The Mutton Recipe that Out Does Lamb
written by Thor Erickson | photos by Rob Kerr
“Eat less meat. Eat better meat.” This is the mantra of Adam Danforth, the author of Butchering Poultry, Rabbit, Lamb, Goat, Pork, which won top 2016 awards from the James Beard Foundation and the International Association of Culinary Professionals. Danforth extolls the virtues, from sustainability to taste, of using the meat of older animals, a rarity in the food industry today. He has recently worked with chefs such as José Andrés and Rick Bayless, who have begun featuring older cuts on the menus of their high-profile restaurants.
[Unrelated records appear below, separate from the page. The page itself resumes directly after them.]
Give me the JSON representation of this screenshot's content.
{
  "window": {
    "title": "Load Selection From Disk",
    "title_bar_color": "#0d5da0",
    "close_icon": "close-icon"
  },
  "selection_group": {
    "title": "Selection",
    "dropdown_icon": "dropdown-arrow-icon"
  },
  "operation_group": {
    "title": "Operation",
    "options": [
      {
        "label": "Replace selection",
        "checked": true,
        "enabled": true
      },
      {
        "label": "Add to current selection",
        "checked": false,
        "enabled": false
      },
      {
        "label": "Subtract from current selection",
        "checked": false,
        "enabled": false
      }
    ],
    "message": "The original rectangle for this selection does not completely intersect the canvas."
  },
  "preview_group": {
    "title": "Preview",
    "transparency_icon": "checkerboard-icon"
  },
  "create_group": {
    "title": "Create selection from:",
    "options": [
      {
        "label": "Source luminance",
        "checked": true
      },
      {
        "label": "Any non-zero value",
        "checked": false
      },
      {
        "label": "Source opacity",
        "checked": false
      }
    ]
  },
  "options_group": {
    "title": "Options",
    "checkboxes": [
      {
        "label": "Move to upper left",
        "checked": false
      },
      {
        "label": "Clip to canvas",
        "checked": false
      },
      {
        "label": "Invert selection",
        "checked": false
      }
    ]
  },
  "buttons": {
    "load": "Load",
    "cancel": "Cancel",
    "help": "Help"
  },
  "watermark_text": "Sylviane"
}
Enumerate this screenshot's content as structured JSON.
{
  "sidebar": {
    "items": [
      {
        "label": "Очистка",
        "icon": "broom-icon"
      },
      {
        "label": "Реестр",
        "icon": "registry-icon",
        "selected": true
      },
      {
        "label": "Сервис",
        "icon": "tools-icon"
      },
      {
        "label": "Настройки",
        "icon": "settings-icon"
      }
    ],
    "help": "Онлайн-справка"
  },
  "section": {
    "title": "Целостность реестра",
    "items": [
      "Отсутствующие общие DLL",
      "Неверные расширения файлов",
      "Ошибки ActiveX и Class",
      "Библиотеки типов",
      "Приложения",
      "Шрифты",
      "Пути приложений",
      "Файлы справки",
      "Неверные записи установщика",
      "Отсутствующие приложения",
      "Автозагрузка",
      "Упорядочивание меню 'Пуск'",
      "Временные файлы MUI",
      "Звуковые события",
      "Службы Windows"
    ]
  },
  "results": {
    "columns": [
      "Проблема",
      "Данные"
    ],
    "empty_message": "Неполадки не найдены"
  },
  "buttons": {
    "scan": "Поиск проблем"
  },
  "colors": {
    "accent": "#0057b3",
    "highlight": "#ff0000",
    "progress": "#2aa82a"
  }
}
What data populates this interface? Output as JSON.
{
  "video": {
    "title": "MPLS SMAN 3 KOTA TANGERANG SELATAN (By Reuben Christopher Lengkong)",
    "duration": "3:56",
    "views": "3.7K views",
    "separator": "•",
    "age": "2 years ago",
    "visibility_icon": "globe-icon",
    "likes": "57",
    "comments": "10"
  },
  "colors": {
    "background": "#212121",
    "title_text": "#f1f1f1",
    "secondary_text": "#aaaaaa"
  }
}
Danforth, who is based in Ashland, travels the country educating everyone from chefs to ranchers to home cooks about the value of mature animals.
After meeting Danforth at the IACP awards in Washington, D.C., last year and seeing his new book, I began using it as the textbook in my butchery class at the Cascade Culinary Institute in Bend. Danforth recently did a butchery demonstration of lamb and mutton at the Oregon State University Southern Oregon Research and Extension Center in Central Point, where I asked him to elaborate on why his philosophy is at the forefront of the culinary sphere today.
What do you mean by “older meat?”
AD: Americans are eating animals younger than ever. Beef is produced at a quickening pace with slaughter ages getting earlier and earlier. Pigs are slaughtered before a year old, as are lambs. Kid goat is about the only thing you will see on a menu. Older animals have working muscles that render more flavor, and have a higher yield. We should be supporting farmers more by consuming their older and cull animals.
How is mutton different from lamb?
AD: A lamb is a young sheep, usually slaughtered at or under 12 months old. Yearling mutton is 12-18 months old, and mutton is anything older than that. There is a big misconception that mutton is tough and has a strong flavor due to its age.
As Danforth butchered a 6-year-old sheep from a nearby ranch, he identified the cuts and promptly handed them to a chef, who seared the muscles in a cast-iron pan, dressed them with just enough salt to bring out the flavor, and passed slices of it to the fifty attendees to sample.
The audience, composed of local chefs, ranchers, butchers and home cooks, was amazed with the flavor and tenderness of the mutton. One naysayer was shocked at the medium-rare temperature of the meat and swore by his own method of long, slow and well-done. “There are no rules,” Danforth replied. “If it’s tender medium-rare, it will be tender any way it is cooked.”
After the demonstration, I told Danforth that my favorite cut of mutton or lamb is the neck. He agreed. “It’s the most-used group of muscles on an animal, therefore the most flavorful,” he said.